“Biological essentialism” is the belief that personality is innate to biology, and while it is term sci-fi geeks discuss, it applies to fantasy too. For example, “all elves are haughty”.
This week Paizo announced changes to their errata process, starting with alternative ancestry boosts.
The Pathfinder publisher says;
We’re implementing the option for you to choose two free ability boosts for a character of any ancestry. There have been many ongoing conversations in the gaming community and within Paizo about biological essentialism in RPGs. We think it’s time to address this issue and have added this universal option. This makes it clearer that ancestries aren’t a monolith, and adds more nuance to the world and a wider breadth of characters. To be clear: this is an alternative for all characters and campaigns, not a variant rule, since it’s expected to be in line with the power level of other options. If you have made or want to make a character using an ancestry’s printed options (such as a dwarf with a Con boost, Wisdom boost, free boost, and Charisma flaw), those options remain, and those characters still follow the updated rules.
The core rule book errata, from which this change applies, also includes updates to the alchemist and more minor improvements.
It’s likely that in 2023 we’ll see more errata for Pathfinder and Starfinder. The alternative ancestry boosts tweak comes from Logan Bonner, the Pathfinder Lead Designer, but Jason Bulmahn, the Director of Game Design, explains the new errata process.
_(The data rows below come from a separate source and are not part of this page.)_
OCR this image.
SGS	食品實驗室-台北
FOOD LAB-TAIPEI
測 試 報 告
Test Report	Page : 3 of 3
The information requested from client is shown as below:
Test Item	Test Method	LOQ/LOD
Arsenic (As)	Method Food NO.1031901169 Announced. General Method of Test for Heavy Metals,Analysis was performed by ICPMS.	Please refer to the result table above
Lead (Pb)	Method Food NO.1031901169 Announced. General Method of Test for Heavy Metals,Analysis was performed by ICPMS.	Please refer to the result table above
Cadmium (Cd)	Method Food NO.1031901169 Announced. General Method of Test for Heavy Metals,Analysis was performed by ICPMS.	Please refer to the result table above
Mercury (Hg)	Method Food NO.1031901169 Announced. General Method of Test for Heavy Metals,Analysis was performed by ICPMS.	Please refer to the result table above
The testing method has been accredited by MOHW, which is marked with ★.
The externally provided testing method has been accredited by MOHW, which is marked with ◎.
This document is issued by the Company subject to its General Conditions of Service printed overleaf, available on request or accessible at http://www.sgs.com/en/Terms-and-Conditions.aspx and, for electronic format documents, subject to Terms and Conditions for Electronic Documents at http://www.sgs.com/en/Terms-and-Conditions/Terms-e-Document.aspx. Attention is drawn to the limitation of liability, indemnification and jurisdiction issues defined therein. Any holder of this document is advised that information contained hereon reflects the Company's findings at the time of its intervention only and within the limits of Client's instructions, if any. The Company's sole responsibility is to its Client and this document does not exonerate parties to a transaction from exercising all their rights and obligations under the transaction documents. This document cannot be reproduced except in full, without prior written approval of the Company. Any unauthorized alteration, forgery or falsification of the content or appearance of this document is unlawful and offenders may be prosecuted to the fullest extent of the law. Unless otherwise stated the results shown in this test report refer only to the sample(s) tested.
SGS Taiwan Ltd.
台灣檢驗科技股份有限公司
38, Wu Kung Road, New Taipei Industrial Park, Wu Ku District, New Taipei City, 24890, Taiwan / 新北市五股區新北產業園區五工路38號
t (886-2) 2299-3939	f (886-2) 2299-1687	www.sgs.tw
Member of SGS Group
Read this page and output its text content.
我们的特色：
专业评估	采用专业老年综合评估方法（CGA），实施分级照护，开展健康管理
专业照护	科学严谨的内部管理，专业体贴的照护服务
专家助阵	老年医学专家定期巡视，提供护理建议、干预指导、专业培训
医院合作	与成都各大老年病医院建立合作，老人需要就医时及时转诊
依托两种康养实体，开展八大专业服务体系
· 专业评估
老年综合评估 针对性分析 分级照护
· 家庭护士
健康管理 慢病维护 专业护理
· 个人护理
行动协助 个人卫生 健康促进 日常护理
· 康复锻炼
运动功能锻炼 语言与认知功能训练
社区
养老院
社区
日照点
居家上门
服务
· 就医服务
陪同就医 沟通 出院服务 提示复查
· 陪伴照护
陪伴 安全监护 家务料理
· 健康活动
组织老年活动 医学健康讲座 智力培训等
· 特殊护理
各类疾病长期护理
In the past, our errata process has been tied to when we reprint books, so that you could make sure your print edition matched what was currently on store shelves. While this had its advantages, it often meant that changes were made quite infrequently. In addition, if a book didn’t see a reprint, it might mean that we never went in to apply a patch. The result was a process that just was not living up to our needs and desire to make sure you have a great game experience. So, we are changing the process.
Starting this year, we will release errata twice per year, once in the spring and once in the fall. Since errata will no longer be tied to reprints, it frees us up to cover errata issues from a wide range of products as well.
The errata and change in the process come in a week where Pathfinder has been talked about at length by tabletop gamers both as an alternative to One D&D given the concerns around OGL 1.1 and a potential victim of it.